Question: What is the purpose of fasting in Judaism?

Dear Rabbi,
Can you explain the purpose of fasting in Judaism. I would like to know how and why fasting came to be an acceptable demonstration of piety? I am also thinking of Isaiah 58.5 when the Lord speaks of the kind of fasting He requires.
Thank you, Sam

Answer: In Judaism, the purpose of a fast is to lower the volume on our physical pursuits in order to focus more acutely on our spiritual selves. This facilitates the process of "teshuva" - literally "return." We return to G-d, and to our essential state of purity.

In the Book of Esther (4:16), Esther agreed to see the King uninvited, and asked the Jewish people to fast for three days beforehand. Esther called for a fast, knowing that through soul- searching the Jews would forge a spiritual connection necessary to make her mission successful. And it paid off, for indeed the Almighty sees and hears everyone at their time of need.
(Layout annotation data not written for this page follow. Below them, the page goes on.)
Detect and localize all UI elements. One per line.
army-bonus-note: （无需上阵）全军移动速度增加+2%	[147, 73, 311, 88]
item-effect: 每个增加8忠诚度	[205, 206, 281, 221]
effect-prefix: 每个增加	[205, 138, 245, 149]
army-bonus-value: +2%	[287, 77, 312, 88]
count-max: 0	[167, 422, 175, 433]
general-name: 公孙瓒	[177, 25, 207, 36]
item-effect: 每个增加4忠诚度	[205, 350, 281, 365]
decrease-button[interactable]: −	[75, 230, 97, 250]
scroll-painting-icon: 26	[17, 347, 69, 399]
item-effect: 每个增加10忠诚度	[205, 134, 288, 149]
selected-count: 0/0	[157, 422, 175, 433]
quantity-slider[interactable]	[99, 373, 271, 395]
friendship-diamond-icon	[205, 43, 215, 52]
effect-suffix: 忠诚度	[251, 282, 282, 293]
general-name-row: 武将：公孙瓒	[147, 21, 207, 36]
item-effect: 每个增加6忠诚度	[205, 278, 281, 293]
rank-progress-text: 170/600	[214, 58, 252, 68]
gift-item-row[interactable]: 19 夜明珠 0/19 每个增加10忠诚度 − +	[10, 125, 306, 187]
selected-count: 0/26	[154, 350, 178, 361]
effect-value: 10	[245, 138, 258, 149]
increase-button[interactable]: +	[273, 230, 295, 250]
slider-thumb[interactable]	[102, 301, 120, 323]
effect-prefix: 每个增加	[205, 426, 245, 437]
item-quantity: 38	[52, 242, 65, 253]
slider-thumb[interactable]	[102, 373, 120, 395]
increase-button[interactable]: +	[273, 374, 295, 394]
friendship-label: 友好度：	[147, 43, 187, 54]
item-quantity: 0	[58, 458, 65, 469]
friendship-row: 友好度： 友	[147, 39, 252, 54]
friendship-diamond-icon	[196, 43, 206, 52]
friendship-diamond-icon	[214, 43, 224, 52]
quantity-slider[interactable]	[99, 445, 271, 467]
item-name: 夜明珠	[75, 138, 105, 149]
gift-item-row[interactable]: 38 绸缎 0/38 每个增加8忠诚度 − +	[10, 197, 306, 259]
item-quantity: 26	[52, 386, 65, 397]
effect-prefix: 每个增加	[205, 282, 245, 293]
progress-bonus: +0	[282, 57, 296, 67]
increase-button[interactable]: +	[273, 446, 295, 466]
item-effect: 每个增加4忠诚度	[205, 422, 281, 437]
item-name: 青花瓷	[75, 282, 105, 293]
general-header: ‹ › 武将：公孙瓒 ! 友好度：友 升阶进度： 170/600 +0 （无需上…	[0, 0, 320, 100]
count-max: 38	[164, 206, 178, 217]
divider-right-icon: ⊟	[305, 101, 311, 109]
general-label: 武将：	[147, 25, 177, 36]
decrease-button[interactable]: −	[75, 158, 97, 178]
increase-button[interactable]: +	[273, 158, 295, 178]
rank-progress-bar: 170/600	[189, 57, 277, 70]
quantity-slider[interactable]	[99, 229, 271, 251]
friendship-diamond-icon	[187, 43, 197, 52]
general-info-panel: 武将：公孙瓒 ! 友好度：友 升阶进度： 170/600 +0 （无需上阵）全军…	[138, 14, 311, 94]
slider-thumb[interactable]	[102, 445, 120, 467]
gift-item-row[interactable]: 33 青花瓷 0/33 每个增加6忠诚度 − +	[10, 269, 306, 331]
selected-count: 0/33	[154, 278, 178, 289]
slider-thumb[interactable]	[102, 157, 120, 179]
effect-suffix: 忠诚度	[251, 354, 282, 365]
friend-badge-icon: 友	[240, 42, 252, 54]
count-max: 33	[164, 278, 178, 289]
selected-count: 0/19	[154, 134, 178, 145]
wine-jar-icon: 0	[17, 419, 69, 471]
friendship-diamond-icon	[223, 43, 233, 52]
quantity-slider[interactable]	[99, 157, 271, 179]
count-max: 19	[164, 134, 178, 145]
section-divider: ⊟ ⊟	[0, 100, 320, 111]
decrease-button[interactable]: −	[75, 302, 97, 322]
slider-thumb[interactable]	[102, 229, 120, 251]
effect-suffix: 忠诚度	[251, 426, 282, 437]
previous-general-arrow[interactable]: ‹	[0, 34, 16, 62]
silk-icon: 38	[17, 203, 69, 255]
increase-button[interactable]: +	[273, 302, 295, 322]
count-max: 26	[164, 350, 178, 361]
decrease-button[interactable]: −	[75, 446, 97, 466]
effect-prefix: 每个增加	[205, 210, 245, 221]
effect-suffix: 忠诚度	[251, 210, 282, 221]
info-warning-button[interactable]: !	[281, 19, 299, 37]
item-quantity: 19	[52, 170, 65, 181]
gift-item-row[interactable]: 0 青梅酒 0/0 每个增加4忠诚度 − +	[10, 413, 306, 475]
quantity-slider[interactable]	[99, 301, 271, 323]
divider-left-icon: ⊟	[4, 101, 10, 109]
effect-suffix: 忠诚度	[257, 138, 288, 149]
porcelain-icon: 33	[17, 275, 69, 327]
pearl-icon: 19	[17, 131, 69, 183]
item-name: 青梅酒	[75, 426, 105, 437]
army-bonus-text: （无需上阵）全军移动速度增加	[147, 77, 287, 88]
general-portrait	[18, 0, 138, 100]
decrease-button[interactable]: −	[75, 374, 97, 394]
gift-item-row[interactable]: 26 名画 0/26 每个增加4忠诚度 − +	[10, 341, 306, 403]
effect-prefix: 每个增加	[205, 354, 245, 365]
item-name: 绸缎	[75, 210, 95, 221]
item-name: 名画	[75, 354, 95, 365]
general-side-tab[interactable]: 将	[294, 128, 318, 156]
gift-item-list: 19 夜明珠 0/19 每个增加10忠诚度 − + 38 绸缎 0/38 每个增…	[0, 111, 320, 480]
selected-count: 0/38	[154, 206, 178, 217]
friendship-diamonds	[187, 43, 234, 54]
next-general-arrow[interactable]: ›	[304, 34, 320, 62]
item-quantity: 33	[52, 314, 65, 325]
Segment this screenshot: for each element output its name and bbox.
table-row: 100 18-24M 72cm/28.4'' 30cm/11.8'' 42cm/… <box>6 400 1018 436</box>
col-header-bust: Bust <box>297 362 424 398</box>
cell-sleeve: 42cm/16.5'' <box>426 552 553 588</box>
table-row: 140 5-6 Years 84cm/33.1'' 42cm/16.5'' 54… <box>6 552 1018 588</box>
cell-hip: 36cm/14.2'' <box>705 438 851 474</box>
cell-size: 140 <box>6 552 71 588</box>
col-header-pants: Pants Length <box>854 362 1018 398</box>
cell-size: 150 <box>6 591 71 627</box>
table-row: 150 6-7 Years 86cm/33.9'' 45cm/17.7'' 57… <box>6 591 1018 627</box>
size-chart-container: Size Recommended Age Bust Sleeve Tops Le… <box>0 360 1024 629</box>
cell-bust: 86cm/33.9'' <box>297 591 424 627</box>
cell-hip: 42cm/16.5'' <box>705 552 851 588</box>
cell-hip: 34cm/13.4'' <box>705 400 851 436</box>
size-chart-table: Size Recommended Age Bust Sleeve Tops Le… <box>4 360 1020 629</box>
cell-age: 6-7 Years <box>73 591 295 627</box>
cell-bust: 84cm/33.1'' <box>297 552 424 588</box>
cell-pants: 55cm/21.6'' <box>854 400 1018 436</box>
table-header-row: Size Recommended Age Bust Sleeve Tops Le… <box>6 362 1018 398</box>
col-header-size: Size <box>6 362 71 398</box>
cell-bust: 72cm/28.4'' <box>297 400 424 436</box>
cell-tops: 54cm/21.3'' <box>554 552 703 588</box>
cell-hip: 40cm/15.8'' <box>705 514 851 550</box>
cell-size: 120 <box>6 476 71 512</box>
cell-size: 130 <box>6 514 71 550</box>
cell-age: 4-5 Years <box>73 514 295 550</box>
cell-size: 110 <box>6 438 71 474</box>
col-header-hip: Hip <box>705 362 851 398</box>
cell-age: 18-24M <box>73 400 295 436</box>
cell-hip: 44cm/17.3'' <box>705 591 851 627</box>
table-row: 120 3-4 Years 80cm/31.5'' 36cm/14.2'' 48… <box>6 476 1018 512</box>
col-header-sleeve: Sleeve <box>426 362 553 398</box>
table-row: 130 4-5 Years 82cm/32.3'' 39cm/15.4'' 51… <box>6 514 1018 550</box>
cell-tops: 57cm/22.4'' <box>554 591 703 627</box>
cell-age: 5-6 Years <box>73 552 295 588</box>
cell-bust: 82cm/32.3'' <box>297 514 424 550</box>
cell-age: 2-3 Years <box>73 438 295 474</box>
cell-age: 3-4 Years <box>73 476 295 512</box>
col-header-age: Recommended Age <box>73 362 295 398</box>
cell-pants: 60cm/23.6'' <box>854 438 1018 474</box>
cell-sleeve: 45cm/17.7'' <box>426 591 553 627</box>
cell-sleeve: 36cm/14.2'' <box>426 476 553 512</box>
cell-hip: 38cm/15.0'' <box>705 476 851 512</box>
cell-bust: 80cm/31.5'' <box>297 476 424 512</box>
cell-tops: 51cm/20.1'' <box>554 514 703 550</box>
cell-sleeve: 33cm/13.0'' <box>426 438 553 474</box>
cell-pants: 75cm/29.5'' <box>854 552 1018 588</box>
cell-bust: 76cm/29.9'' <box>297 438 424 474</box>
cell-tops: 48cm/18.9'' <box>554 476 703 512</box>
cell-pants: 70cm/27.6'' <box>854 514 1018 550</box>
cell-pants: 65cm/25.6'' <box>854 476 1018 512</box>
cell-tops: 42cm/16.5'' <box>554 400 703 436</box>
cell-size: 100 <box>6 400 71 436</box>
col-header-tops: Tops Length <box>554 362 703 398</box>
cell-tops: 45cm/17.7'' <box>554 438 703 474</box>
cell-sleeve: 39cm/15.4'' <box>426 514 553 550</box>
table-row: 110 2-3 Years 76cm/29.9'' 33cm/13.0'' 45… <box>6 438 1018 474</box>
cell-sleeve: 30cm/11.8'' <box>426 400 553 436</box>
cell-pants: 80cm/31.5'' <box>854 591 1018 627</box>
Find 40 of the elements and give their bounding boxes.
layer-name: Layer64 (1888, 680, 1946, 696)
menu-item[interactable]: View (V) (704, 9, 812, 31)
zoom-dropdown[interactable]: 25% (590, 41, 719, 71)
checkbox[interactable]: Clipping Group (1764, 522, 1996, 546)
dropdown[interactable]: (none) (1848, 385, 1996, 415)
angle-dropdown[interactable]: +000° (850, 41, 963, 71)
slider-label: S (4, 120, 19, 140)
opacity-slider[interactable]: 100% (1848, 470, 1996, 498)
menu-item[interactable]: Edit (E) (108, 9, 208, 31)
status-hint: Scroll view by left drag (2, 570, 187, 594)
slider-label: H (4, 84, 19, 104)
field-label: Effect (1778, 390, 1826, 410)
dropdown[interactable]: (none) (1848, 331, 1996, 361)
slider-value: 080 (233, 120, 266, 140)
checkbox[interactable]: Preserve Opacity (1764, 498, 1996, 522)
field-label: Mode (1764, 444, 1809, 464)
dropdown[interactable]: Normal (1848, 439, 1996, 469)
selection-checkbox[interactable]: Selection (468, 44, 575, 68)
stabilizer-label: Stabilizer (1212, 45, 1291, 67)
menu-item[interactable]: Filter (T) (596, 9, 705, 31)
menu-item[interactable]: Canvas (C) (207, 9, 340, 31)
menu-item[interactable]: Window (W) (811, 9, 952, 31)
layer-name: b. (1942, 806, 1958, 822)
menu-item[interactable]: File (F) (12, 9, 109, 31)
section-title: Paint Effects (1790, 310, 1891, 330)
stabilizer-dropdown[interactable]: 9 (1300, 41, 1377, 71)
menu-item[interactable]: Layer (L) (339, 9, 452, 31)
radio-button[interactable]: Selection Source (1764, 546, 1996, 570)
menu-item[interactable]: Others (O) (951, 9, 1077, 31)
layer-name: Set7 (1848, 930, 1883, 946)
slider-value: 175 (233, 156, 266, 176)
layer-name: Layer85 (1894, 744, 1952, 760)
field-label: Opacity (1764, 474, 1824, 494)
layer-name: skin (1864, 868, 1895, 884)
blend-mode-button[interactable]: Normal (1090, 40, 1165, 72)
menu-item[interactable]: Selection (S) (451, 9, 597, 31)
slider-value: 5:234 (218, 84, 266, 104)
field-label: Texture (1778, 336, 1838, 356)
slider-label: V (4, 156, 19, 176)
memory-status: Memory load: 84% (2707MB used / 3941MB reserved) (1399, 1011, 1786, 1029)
Similarly, there was another fast during the Purim story: The Jews fasted and prayed on the 13th of Adar in preparation for their defense against Haman's decree. The Torah prescribes that whenever a Jewish army goes to war, the soldiers should spend the previous day fasting. This ensures that when they go out to battle, the soldiers will be well-focused on the fact that success or failure is in the hands of God. And the fact that the soldiers are physically weakened when the battle begins assures that any victory cannot be attributed to physical prowess!